Cl.D. Publié le - Mis à jour le

Médias/Télé

Valérie Trierweiler n'aime pas qu'on parle de sa vie privée, encore moins quand il s'agit de l'un de ses employeurs, à savoir Paris Match. Selon le Canard Enchainé, la première dame de France a fait savoir à son directeur de la rédaction, Olivier Royant, qu'elle n'était pas contente.

L'édition du magazine datant du 7 février a en effet quelque peu fait bondir Valérie. On peut voir sur la couverture la journaliste accompagnée de son président de compagnon, François Hollande. Quatre pages leur sont par ailleurs consacrées.

Cet article aurait donc éveillé la colère de Valérie Trierweiler et ce un jour avant sa sortie. Toujours selon le Canard Enchainé, elle aurait tenté de téléphoner à Olivier Royant, sans succès. Elle a donc laissé un message vocal des plus virulents. «Je viens de découvrir ton journal de merde», a dit la journaliste.

Dans ce message, elle parle également des «photos de merde» et de l'hebdomadaire qui «fait de la merde». Plusieurs journalistes de la rédaction ont confié au Canard Enchainé que le directeur de la rédaction avait été "choqué" par ces propos. Mais étant un habitué des "éruptions" de son employée, il ne s'inquiétait pas outre mesure puisque "ça va lui passer".

La version du chef de cabinet de Miss Trierweiler est quelque peu différente. Patrice Biancone nie que la journaliste ait tenu de tels propos. «Elle n'utilise pas ce genre de mots (...) Elle a protesté mais dans des termes plus courtois», a-t-il déclaré.

Un tempérament de feu et un suivi médiatique calibré

Depuis que le compagnon de Valérie est devenu Président en juin dernier, la journaliste ne va plus à la rédaction de l'hebdomadaire dont elle est une salariée.

Chez Paris Matchdepuis 1989, elle envoie désormais ses chroniques littéraires tous les 15 jours. La compagne de François Hollande n'a donc pas un œil sur tous les articles qui paraissent et cette situation est loin de lui plaire.

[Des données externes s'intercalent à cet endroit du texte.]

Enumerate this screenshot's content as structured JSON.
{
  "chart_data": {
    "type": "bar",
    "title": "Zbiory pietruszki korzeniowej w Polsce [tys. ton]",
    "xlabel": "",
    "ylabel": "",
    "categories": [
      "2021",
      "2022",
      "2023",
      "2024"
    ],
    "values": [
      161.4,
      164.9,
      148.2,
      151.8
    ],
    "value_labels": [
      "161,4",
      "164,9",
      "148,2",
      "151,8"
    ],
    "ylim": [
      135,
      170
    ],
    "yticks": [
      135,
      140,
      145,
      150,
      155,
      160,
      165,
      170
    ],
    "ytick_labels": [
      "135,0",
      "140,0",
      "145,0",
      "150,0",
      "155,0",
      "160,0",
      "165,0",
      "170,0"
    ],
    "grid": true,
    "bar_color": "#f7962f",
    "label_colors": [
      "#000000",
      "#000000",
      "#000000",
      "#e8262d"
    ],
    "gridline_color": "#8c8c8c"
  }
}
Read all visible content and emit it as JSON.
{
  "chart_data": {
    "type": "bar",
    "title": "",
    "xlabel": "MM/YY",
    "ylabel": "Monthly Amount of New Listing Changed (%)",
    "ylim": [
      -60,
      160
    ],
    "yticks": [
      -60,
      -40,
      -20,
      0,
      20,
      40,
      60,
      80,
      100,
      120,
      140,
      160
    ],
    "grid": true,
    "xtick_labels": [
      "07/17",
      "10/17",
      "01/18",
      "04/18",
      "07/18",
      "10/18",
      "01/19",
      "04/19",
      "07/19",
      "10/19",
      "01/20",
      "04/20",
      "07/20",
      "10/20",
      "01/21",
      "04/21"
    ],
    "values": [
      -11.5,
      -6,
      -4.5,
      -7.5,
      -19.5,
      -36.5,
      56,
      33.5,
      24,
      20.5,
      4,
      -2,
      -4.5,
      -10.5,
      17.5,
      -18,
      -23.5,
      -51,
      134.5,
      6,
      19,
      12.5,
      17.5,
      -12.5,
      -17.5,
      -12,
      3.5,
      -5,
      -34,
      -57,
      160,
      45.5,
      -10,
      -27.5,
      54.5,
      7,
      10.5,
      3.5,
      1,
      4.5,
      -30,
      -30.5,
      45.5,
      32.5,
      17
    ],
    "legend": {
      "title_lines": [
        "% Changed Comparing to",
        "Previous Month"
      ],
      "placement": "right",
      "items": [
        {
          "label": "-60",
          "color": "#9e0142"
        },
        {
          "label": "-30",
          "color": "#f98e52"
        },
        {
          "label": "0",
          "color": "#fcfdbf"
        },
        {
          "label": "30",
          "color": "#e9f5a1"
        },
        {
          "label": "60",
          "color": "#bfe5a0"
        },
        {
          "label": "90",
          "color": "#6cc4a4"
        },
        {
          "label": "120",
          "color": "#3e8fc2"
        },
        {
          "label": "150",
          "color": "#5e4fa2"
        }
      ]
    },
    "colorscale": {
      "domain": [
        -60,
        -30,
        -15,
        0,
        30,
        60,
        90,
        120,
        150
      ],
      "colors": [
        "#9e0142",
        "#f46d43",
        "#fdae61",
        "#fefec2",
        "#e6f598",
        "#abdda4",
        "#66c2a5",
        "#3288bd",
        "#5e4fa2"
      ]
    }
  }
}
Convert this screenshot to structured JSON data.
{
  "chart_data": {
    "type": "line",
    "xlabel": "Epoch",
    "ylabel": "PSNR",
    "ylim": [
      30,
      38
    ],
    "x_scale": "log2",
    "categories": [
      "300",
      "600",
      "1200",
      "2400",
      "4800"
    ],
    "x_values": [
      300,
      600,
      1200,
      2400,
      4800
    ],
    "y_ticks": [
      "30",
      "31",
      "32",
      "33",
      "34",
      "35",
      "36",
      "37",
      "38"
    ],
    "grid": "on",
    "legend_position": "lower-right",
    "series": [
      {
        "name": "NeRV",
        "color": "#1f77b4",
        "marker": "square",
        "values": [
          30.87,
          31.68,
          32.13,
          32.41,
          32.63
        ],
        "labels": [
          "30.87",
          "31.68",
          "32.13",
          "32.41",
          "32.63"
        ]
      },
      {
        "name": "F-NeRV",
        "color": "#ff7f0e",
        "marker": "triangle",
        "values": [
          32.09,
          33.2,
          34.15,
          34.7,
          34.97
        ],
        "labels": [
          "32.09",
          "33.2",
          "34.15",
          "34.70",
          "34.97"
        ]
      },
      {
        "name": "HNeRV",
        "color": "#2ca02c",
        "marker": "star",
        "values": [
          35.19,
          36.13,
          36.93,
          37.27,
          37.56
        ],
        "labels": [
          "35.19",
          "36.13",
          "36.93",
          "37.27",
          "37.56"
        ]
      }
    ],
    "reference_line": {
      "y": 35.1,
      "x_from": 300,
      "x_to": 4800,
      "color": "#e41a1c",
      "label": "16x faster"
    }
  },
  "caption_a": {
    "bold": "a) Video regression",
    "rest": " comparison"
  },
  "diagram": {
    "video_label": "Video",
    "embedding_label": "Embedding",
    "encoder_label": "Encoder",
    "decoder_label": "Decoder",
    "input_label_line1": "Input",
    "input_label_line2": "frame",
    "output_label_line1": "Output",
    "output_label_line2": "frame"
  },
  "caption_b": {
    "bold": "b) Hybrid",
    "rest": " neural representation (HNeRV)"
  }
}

Selon le Canard Enchainé, Valérie Trierweiler n'en est pas à son coup d'essai. Cette dernière aurait eu beaucoup de mal à accepter qu'un encadré d'une autre journaliste ait été ajouté en bas de sa chronique dans un précédent numéro de l'hebdomadaire.

Et alors que ses "frasques" s'étaient faites plus rares ces derniers mois, il semble que la compagne de François Hollande revienne de plus belle.

La semaine dernière, lors d'un voyage en Inde, Libération divulguait les caprices médiatiques de la journaliste. En effet, Valérie a tenu à être accompagnée des médias lors d'une visite dans une fondation de New Delhi.

Mais ce n'est pas tout, aux oubliettes les journalistes de presse écrite, elle ne désirait que la présence des médias de télévision. Mais là non plus, tout le monde n'avait pas son entrée VIP. Les images filmées ne pouvaient être utilisées par TF1, pourtant l'une des grandes chaines françaises. La raison: Madame Trierweiler est en procès avec le directeur du service politique de la chaine privée, Christophe Jakubyszyn. Ce dernier est co-auteur de La Frondeuse, une biographie sur la Première dame de France qui a fait couler beaucoup d'encre il y a quelques mois.